Tea with Florence vs Favorite Jeans
Tea with Florence is a Little Greene color while Favorite Jeans comes from Sherwin-Williams. These are both blues, so the question isn't which hue to choose — it's where within blue to land. At LRV 35 vs 18, Favorite Jeans will read as the brighter of the two — a 16-point gap that matters most in north-facing or low-light rooms. The tonal difference — Tea with Florence's blue character against Favorite Jeans's cool — becomes most visible against white trim or in morning light. At ΔE 17.5, these are genuinely distinct colors — a strong contrast if used together, or a meaningful choice between two different directions. Below you'll find 3 real-room photo comparisons where both colors appear side by side, plus 5 simulated room previews.
Tea with Florence vs Favorite Jeans in Real Spaces
3 real rooms side by side. Seeing Tea with Florence and Favorite Jeans in actual rooms makes the difference concrete; browse the spaces below to get a feel for how each color lives on a wall.
Living Room
Living rooms test a color across a full range of conditions — morning sun, afternoon shade, and evening lamp light all shift how both of these read. Favorite Jeans returns significantly more light to the room — in a smaller or darker space, that difference in perceived brightness is hard to miss.
Bedroom
Bedroom walls are often seen under warm artificial light, a context that shifts both colors from how they look on a chip. The LRV gap is large enough that Favorite Jeans will make the room feel meaningfully brighter than Tea with Florence would.
Kitchen Cabinets
On cabinetry, undertone and temperature become more pronounced against countertops and hardware. The LRV gap is large enough that Favorite Jeans will make the room feel meaningfully brighter than Tea with Florence would.
Color Details
Tea with Florence vs Favorite Jeans Simulated Comparison
5 simulated room previews — drag the slider on each to see Tea with Florence on one side and Favorite Jeans on the other.
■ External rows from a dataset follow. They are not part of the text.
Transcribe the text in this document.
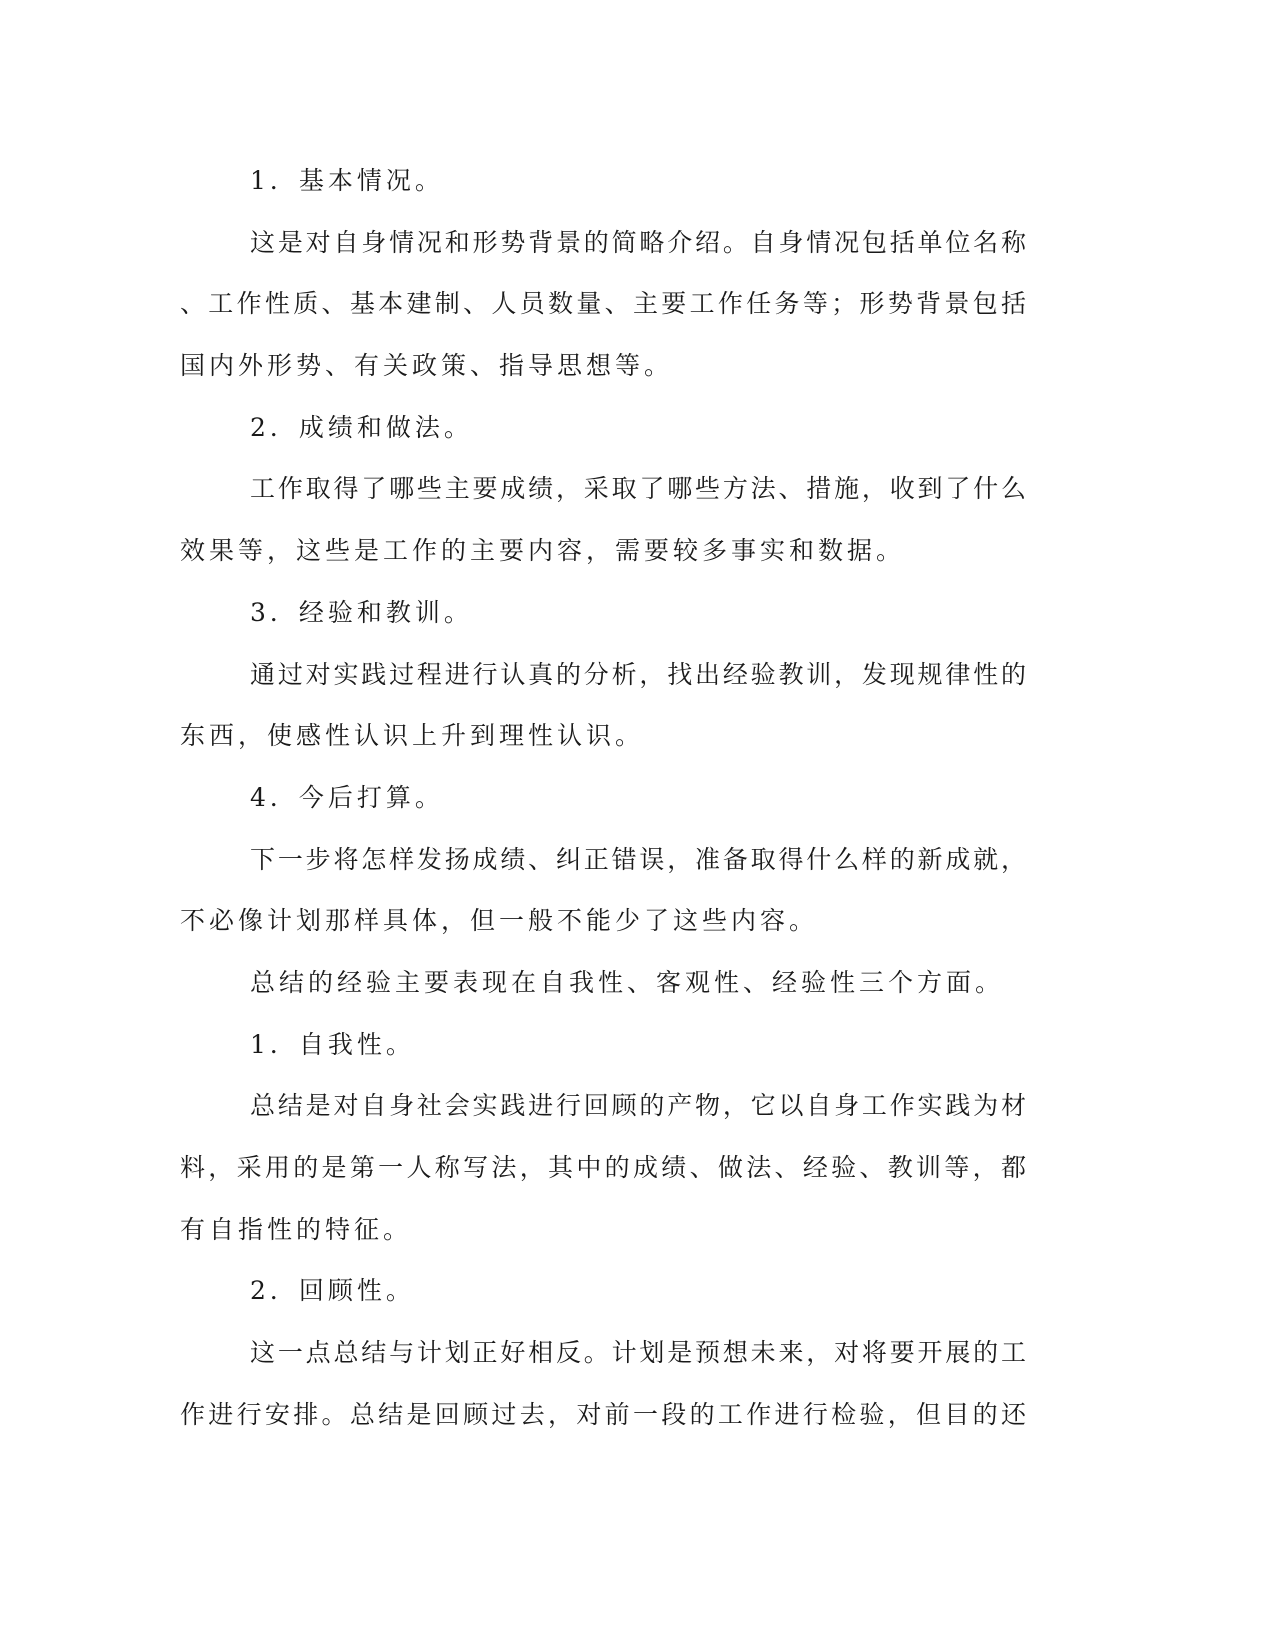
1．基本情况。
这是对自身情况和形势背景的简略介绍。自身情况包括单位名称
、工作性质、基本建制、人员数量、主要工作任务等；形势背景包括
国内外形势、有关政策、指导思想等。
2．成绩和做法。
工作取得了哪些主要成绩，采取了哪些方法、措施，收到了什么
效果等，这些是工作的主要内容，需要较多事实和数据。
3．经验和教训。
通过对实践过程进行认真的分析，找出经验教训，发现规律性的
东西，使感性认识上升到理性认识。
4．今后打算。
下一步将怎样发扬成绩、纠正错误，准备取得什么样的新成就，
不必像计划那样具体，但一般不能少了这些内容。
总结的经验主要表现在自我性、客观性、经验性三个方面。
1．自我性。
总结是对自身社会实践进行回顾的产物，它以自身工作实践为材
料，采用的是第一人称写法，其中的成绩、做法、经验、教训等，都
有自指性的特征。
2．回顾性。
这一点总结与计划正好相反。计划是预想未来，对将要开展的工
作进行安排。总结是回顾过去，对前一段的工作进行检验，但目的还
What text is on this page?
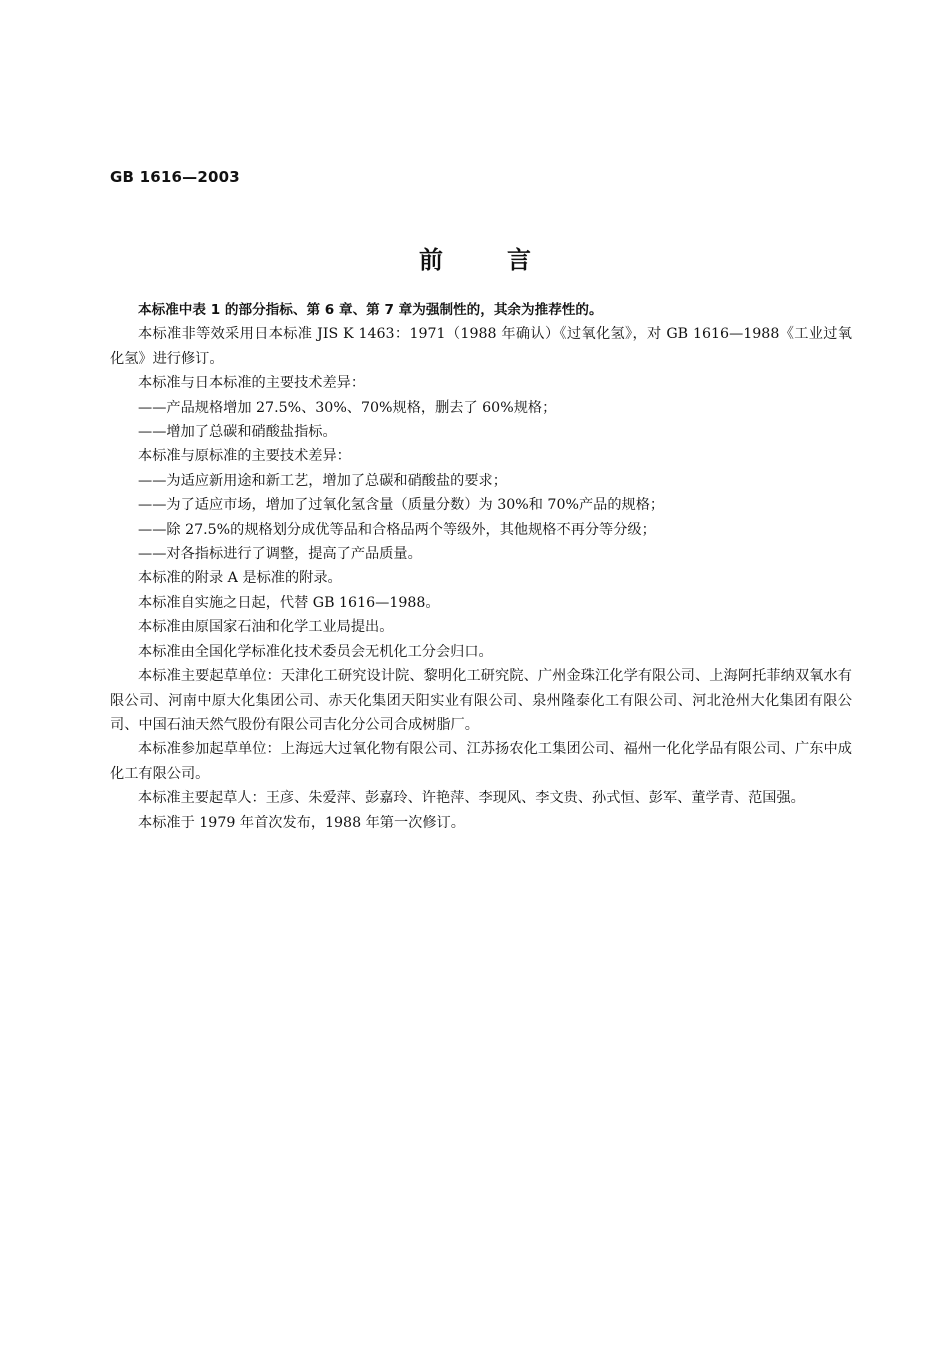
GB 1616—2003
前言

本标准中表 1 的部分指标、第 6 章、第 7 章为强制性的，其余为推荐性的。

本标准非等效采用日本标准 JIS K 1463：1971（1988 年确认）《过氧化氢》，对 GB 1616—1988《工业过氧化氢》进行修订。

本标准与日本标准的主要技术差异：

——产品规格增加 27.5%、30%、70%规格，删去了 60%规格；

——增加了总碳和硝酸盐指标。

本标准与原标准的主要技术差异：

——为适应新用途和新工艺，增加了总碳和硝酸盐的要求；

——为了适应市场，增加了过氧化氢含量（质量分数）为 30%和 70%产品的规格；

——除 27.5%的规格划分成优等品和合格品两个等级外，其他规格不再分等分级；

——对各指标进行了调整，提高了产品质量。

本标准的附录 A 是标准的附录。

本标准自实施之日起，代替 GB 1616—1988。

本标准由原国家石油和化学工业局提出。

本标准由全国化学标准化技术委员会无机化工分会归口。

本标准主要起草单位：天津化工研究设计院、黎明化工研究院、广州金珠江化学有限公司、上海阿托菲纳双氧水有限公司、河南中原大化集团公司、赤天化集团天阳实业有限公司、泉州隆泰化工有限公司、河北沧州大化集团有限公司、中国石油天然气股份有限公司吉化分公司合成树脂厂。

本标准参加起草单位：上海远大过氧化物有限公司、江苏扬农化工集团公司、福州一化化学品有限公司、广东中成化工有限公司。

本标准主要起草人：王彦、朱爱萍、彭嘉玲、许艳萍、李现风、李文贵、孙式恒、彭军、董学青、范国强。

本标准于 1979 年首次发布，1988 年第一次修订。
Digital color is approximate. These simulations are generated from the manufacturer's hex values and overlaid on grayscale room photos — your screen's calibration, brightness, and viewing angle all affect how they render. Before committing to either color, test physical samples in your own space under the light you actually live with.
More Tea with Florence comparisons
See how Tea with Florence stacks up against other well-photographed colors across different brands and tones.